Mike Thirlwall is a retired GP
Just a thought…
I retired from General Practice in 2011 aged 63. I had been in practice for the best part of 40 years in a great team and was content to call a halt to the career I had loved.
A few months later I watched a TED talk by an American surgeon about the importance of touch in medicine.
He spoke about a woman who had been treated for breast cancer in a different part of the USA some years before and was coming to him for a routine checkup as she had now moved to the city he practised in.
As was his usual practice he asked her to go into his examination room and change into the gown provided. He entered the room and began to gently examine her scarred chest. She burst into tears and he stood back, horrified that he might have upset her.However she assured him that ,on the contrary, she was weeping because he was the first doctor to have touched her since her discharge from surgery. Her follow up had been regular, thorough and recurrence free but had taken place around a table with her attendants checking images and results on computer screens…reassuring her that all was going well.
For the first time since retiring I felt a twinge of sadness about what I had given up and I too shed some tears.
For the first time since retiring I felt a twinge of sadness about what I had given up and I too shed some tears.
As students over half a century ago we were taught the skills of examination: how to listen for heart murmurs, detect moist chest sounds, feel for liver edges and abdominal masses etc. by seniors who had honed those skills over years of examining both the pathological and the physiological. I doubt that I was alone in saying I could hear or see or feel things when I couldn’t, to avoid embarrassment at the bedside. It may be that many of these skills are now almost redundant (especially in secondary care) with the advent of echocardiography, ultrasound scans, CTs and MRIs and other sophisticated technologies. However, in GP surgeries and on home visits they are all we have.
I slowly acquired many of those skills during my years of practice, gradually being able to tune in to the mysteries of the heart and lungs, learning the importance of the overlaid second hand on the palpating hand, remembering to gently palpate women’s lower abdomen with a warm hand before proceeding to the invasive vaginal examination.
And of course I learnt the importance of the initial smile and hand shake to settle and reassure the patient that I was going to treat them with dignity ,and try to do my best for them.
All this is a preamble to my concern about the direction that practice in both primary and secondary care seems to be moving.
Over the years we GPs have moved out of consulting in our homes into purpose built surgeries and have mostly moved away from providing out of hours care for our own patients, so distancing ourselves from them in some ways. I understand the reasons for these developments and I benefited from them in my career. I am not advocating a return to the romance of Dr Finlay’s Casebook.
Although one might be signposted or given prescriptions and certificates, the chances of face to face contact with a familiar, trusted doctor or nurse are now slim.
Triaging demand for care predated the Covid epidemic but that period, of necessity, amplified its use dramatically until now it has become the norm to request online assistance with medical problems. Although one might be signposted or given prescriptions and certificates, the chances of face to face contact with a familiar, trusted doctor or nurse are now slim. Large cohorts of the most needy population are disenfranchised, for various reasons, by the lack of familiarity with computers and still need a friendly voice to enable them to navigate their healthcare needs.
The delegation of much, “minor illness,” to physician associates and nurse practitioners and of home visits to paramedics means the loss of the small building blocks of long term relationships with GPs – so important in the growth of trust and insight.

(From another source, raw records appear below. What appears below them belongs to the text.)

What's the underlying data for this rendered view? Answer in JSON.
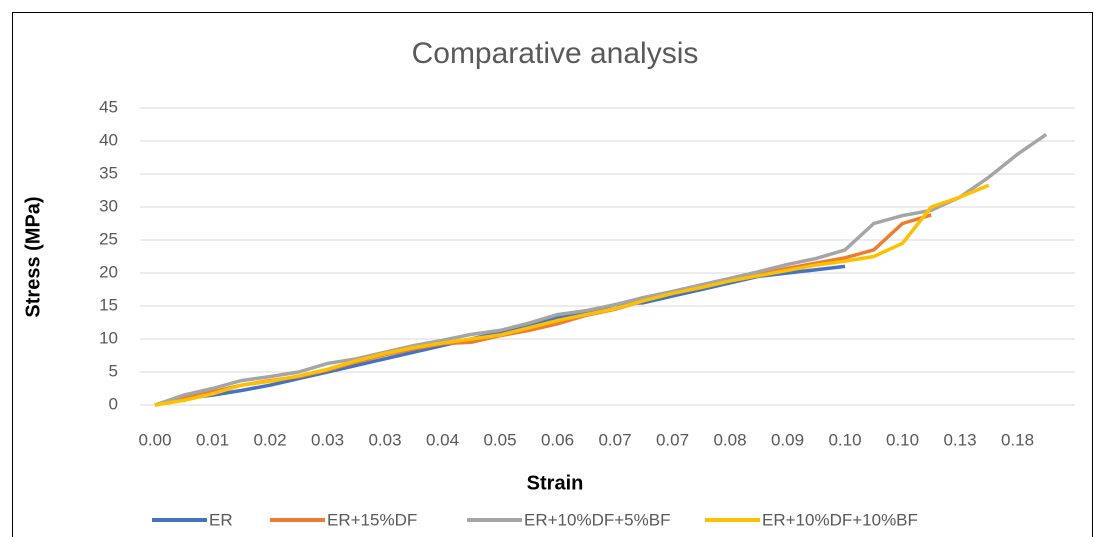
{
  "chart_data": {
    "type": "line",
    "title": "Comparative analysis",
    "x_label": "Strain",
    "y_label": "Stress (MPa)",
    "categories": [
      "0.00",
      null,
      "0.01",
      null,
      "0.02",
      null,
      "0.03",
      null,
      "0.03",
      null,
      "0.04",
      null,
      "0.05",
      null,
      "0.06",
      null,
      "0.07",
      null,
      "0.07",
      null,
      "0.08",
      null,
      "0.09",
      null,
      "0.10",
      null,
      "0.10",
      null,
      "0.13",
      null,
      "0.18",
      null
    ],
    "ylim": [
      0,
      45
    ],
    "yticks": [
      0,
      5,
      10,
      15,
      20,
      25,
      30,
      35,
      40,
      45
    ],
    "grid": true,
    "legend": "bottom",
    "series": [
      {
        "name": "ER",
        "color": "#4472c4",
        "values": [
          0,
          1,
          1.5,
          2.2,
          3,
          4,
          5,
          6,
          7,
          8,
          9,
          10,
          11,
          12,
          13.2,
          14,
          15.2,
          15.5,
          16.5,
          17.5,
          18.5,
          19.5,
          20,
          20.5,
          21,
          null,
          null,
          null,
          null,
          null,
          null,
          null
        ]
      },
      {
        "name": "ER+15%DF",
        "color": "#ed7d31",
        "values": [
          0,
          1,
          2,
          3,
          3.7,
          4.3,
          5.3,
          6.5,
          7.6,
          8.5,
          9.3,
          9.5,
          10.5,
          11.3,
          12.3,
          13.6,
          14.5,
          15.8,
          17,
          18,
          19,
          19.8,
          20.7,
          21.5,
          22.3,
          23.5,
          27.5,
          28.8,
          null,
          null,
          null,
          null
        ]
      },
      {
        "name": "ER+10%DF+5%BF",
        "color": "#a5a5a5",
        "values": [
          0,
          1.5,
          2.5,
          3.7,
          4.3,
          5,
          6.3,
          7,
          8,
          9,
          9.8,
          10.7,
          11.3,
          12.4,
          13.7,
          14.3,
          15.2,
          16.3,
          17.2,
          18.2,
          19.2,
          20.2,
          21.3,
          22.2,
          23.5,
          27.5,
          28.7,
          29.5,
          31.5,
          34.5,
          38,
          41
        ]
      },
      {
        "name": "ER+10%DF+10%BF",
        "color": "#ffc000",
        "values": [
          0,
          0.7,
          1.7,
          3,
          3.6,
          4.4,
          5.4,
          6.7,
          7.8,
          8.7,
          9.4,
          10,
          10.6,
          11.7,
          12.8,
          13.7,
          14.6,
          15.8,
          16.9,
          17.8,
          18.8,
          19.6,
          20.4,
          21.2,
          21.8,
          22.5,
          24.5,
          30,
          31.5,
          33.3,
          null,
          null
        ]
      }
    ]
  }
}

In secondary care it can be extremely difficult to personally get in touch with doctors that have seen us in clinics, they are shielded by websites or secretaries or switchboards. However the advent of specialty nurses has been a welcome communication bridge for many.
Others have highlighted the differences between relational and transactional medicine more eloquently than I could. The increasing availability of private online services is drawing away those who are used to instant responses from the likes of Amazon and Deliveroo. I fear that patients and family doctors may be steadily drifting apart and (If we are not careful) something very precious may be lost for ever.